Palantir contreviendrait-il à la constitution allemande ? C’est ce que semble indiquer une décision du Tribunal constitutionnel fédéral d’Allemagne. Les länder d’Hesse et d’Hambourg sont expressément visés par le jugement rendu par la cour constitutionnelle. Ils devront cesser d’utiliser le logiciel américain, à moins de se conformer strictement à la constitution. Au cœur des préoccupations des juges allemands se trouve la protection des données personnelles, possiblement menacée par Palantir Technologies, entreprise à la réputation controversée.

Palantir, un géant de la donnée anti-criminalité

Suite aux attentats de septembre 2001, deux entrepreneurs américains décident de lancer Palantir Technologies en 2003, avec un important soutien financier de la CIA et de son fonds d’investissement In-Q-Tel. Alex Karp et Peter Thiel, co-fondateur de PayPal, ambitionnent de soutenir les gouvernements occidentaux dans leur lutte contre la criminalité et le terrorisme, en tirant profit de l’intelligence artificielle et du big data. Ils mettent au point deux logiciels, Gotham et Foundry, tous deux destinées à détecter des anomalies, déduire des tendances et soutenir les prises de décisions grâce à l’exploitation de larges quantités de données.

Introduite à la bourse de New York en septembre 2020, l’entreprise américaine connaît une croissance notable, devenant rentable pour la première fois en février 2022. Le succès de Palantir est aussi européen : en 2021, plus d’une dizaine de pays du Vieux Continent, dont la France, ont eu recours aux solutions développées par la société américaine.

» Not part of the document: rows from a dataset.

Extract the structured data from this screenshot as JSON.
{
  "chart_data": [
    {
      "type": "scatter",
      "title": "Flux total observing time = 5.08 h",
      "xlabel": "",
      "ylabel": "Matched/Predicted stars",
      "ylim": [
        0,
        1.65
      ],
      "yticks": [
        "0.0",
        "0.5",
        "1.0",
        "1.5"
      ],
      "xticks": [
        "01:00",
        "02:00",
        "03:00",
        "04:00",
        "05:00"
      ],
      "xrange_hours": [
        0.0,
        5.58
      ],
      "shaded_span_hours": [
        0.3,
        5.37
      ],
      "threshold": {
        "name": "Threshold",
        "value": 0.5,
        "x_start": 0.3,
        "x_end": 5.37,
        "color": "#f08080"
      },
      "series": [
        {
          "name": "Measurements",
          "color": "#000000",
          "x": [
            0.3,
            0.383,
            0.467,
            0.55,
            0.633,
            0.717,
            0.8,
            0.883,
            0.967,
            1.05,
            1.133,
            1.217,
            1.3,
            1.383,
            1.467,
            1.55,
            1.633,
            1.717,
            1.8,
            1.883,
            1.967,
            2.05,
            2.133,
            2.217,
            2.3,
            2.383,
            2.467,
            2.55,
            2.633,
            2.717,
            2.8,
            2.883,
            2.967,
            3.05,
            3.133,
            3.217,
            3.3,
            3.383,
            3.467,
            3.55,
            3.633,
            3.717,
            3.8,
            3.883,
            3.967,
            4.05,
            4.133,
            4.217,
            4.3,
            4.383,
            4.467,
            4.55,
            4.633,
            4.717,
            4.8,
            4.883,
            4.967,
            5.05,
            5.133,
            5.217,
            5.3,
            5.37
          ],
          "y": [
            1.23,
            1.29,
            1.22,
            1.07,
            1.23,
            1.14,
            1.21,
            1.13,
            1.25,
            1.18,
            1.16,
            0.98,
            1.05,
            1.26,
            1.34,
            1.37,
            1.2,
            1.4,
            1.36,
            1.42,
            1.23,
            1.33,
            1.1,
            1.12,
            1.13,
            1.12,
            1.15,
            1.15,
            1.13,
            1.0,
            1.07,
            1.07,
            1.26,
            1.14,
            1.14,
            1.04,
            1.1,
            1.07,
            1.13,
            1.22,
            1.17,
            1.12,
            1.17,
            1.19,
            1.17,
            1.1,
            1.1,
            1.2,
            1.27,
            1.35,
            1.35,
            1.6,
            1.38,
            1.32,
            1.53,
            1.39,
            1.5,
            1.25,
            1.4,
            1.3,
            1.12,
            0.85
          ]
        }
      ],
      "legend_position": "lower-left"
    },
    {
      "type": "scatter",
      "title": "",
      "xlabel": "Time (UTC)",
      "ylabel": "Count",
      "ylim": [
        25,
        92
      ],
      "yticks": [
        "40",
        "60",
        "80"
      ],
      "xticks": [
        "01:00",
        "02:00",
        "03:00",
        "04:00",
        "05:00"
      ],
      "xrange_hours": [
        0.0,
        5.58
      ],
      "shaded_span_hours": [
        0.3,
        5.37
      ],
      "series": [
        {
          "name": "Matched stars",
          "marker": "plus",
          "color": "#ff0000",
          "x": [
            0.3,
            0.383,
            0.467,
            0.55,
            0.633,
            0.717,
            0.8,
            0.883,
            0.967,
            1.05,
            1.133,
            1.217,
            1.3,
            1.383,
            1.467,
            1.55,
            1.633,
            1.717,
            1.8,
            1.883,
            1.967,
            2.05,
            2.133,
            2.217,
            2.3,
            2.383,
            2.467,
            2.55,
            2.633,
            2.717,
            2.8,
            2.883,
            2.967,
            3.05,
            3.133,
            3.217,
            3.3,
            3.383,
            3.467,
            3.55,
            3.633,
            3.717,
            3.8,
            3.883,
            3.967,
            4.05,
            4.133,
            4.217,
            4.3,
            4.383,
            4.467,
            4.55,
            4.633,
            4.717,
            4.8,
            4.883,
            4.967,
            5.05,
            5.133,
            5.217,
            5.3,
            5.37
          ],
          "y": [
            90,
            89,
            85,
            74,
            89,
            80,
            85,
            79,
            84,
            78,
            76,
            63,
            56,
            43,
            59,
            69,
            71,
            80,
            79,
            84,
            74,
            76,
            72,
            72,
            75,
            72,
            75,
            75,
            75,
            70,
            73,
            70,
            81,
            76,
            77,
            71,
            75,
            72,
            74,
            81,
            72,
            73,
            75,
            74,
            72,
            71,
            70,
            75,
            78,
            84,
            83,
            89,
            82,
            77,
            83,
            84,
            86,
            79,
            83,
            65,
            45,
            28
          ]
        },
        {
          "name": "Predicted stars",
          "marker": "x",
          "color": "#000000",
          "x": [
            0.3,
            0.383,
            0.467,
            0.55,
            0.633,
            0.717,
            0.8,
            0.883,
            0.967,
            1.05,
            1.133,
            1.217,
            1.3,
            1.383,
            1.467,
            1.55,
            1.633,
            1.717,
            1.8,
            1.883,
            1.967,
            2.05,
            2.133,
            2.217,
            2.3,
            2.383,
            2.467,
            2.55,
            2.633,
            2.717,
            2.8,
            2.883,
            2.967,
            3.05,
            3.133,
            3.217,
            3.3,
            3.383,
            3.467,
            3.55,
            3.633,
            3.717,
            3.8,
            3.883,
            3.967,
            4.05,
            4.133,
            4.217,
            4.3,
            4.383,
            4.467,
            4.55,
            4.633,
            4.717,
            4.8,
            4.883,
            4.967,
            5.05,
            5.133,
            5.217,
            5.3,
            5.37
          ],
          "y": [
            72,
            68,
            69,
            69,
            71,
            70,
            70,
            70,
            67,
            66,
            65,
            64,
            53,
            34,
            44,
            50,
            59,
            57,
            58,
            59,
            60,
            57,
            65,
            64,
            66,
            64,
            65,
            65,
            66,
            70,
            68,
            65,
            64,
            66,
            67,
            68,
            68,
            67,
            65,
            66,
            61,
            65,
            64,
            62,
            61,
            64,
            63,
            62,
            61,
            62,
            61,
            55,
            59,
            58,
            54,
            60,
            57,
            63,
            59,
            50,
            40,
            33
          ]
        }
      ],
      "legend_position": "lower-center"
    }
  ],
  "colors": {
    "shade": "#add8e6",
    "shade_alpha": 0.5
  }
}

L’implantation de Palantir en Allemagne

Plusieurs Länder allemands font partie des clients européens de Palantir. La province de Hesse a doté sa police du logiciel Gotham, « qui permet aux utilisateurs de prendre ensemble des décisions plus rapides et plus sûres. » Peter Beuth, ministre de l’Intérieur du Land, estime que le déploiement de la solution en 2017 a permis d’empêcher une attaque terroriste en 2018 et de mettre au jour un réseau pédophile en 2020. Pourtant, la décision du tribunal constitutionnel pourrait venir remettre en cause ces plans. Les législateurs estiment que les citoyens ne sont pas en mesure de décider de la finalité des usages de leurs données personnelles, et que les usages faits par la police sont disproportionnés. La cour appelle à un renforcement des critères d’utilisation, et à un usage conditionné à l’apparition de menaces tangibles.

Par conséquent, la police de Hesse ne peut plus procéder à l’analyse automatisée des données sans une modification de sa législation locale. Hambourg devra également remanier totalement sa législation existante avant un potentiel déploiement. En Rhénanie-du-Nord-Westphalie, qui a signé un accord avec Palantir pour un montant d’environ 20 millions d’euros en 2020, la décision a poussé le gouvernement local à faire appel à des experts juridiques pour conformer la loi à la décision du tribunal. Du côté de Palantir, l’heure est à la réassurance. L’entreprise affirme que ces décisions viendront confirmer que les solutions peuvent être en conformité avec les législations locales en matière de protection des données. Il pourrait ne s’agir que d’une énième controverse, pour ce géant de la tech habitué aux accusations de violations des libertés individuelles.